# Backflush a Eheim classic 2215?



## Kypros (Apr 16, 2008)

I have seen references to a broken link on how to back flush a Eheim classic. Does anybody have a working link or can describe the process?
thank you
Kypros


----------



## mott (Aug 6, 2006)

Kypros said:


> I have seen references to a broken link on how to back flush a Eheim classic. Does anybody have a working link or can describe the process?
> thank you
> Kypros


This article says to switch out bio-media every three months which I do not agree with, everything else is on spot!

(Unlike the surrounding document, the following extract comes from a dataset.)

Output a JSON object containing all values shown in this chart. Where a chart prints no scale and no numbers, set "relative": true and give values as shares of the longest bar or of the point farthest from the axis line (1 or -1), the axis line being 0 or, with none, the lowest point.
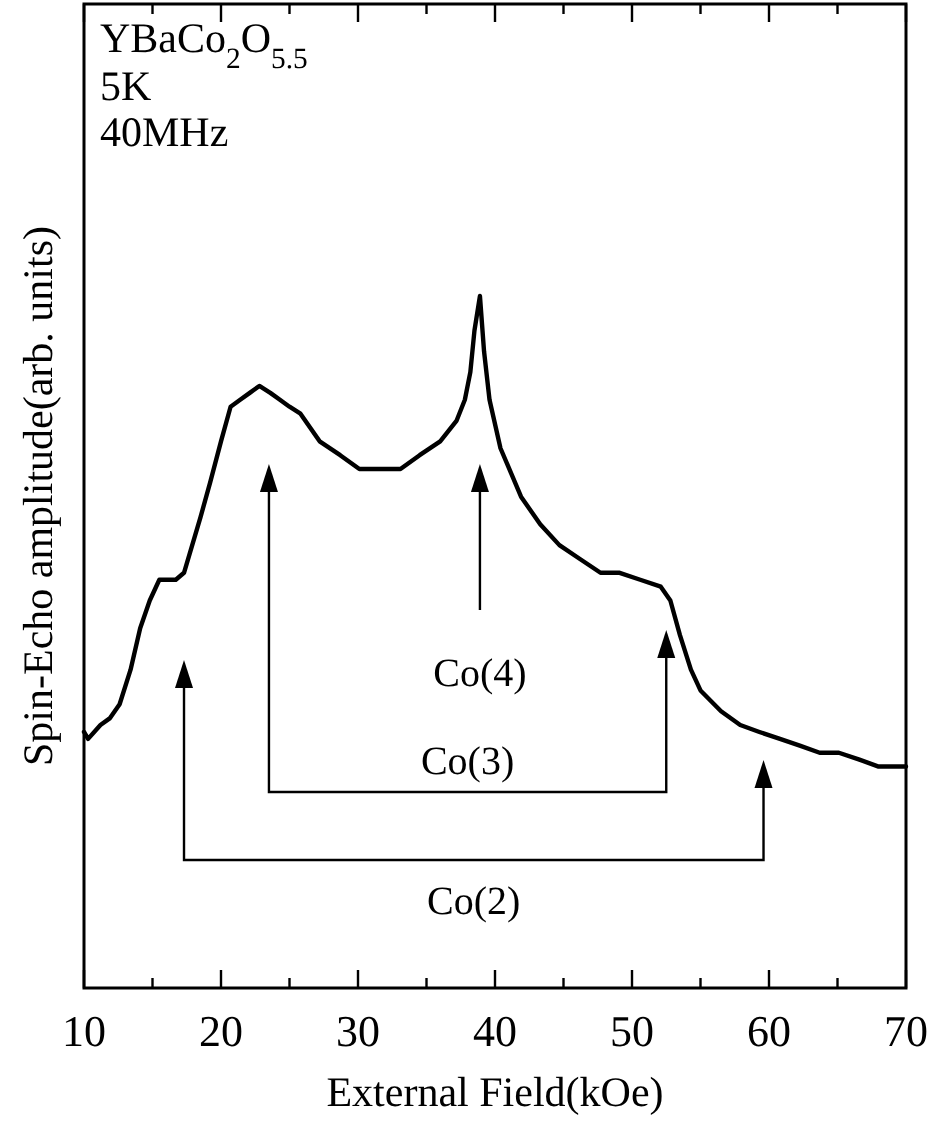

http://www.rexgrigg.com/Eheim%20Classic%20Canister%20instructions.htm


----------



## Kypros (Apr 16, 2008)

Yes, the Grigg article seems to have edited out the back flush potion of the original article--maybe its not standard practice to do so anymore. I guess you are of the school that rinses out the media rather than replacing it? I would rather do that.


----------



## mott (Aug 6, 2006)

Kypros said:


> Yes, the Grigg article seems to have edited out the back flush potion of the original article--maybe its not standard practice to do so anymore. I guess you are of the school that rinses out the media rather than replacing it? I would rather do that.

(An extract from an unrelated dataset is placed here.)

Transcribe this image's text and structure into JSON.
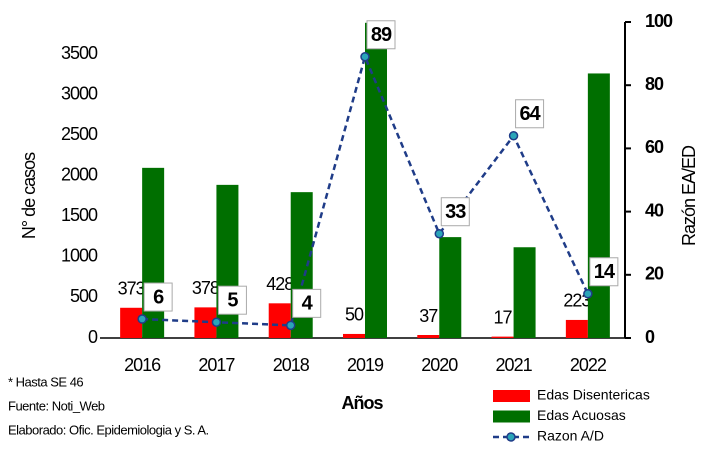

Hmm I though it was there. As far as I know backflushing is a common thing to do with the classics.

Yes I am from the school of rinsing bio-media. if it ever gets to mucked up I just take the Ehfisubstrat and rub them together and then rinsing real good...no need to ever replace in my book.


----------



## Kypros (Apr 16, 2008)

Obviously you rinse it in tank water. Do you rinse all of it at once. I was thinking of putting it in a media bag for easy moving?


----------



## mott (Aug 6, 2006)

Kypros said:


> Obviously you rinse it in tank water. Do you rinse all of it at once. I was thinking of putting it in a media bag for easy moving?


I rinse all at once in tank water. Just make sure the media bag is big enough, you don't want any water bypass...


----------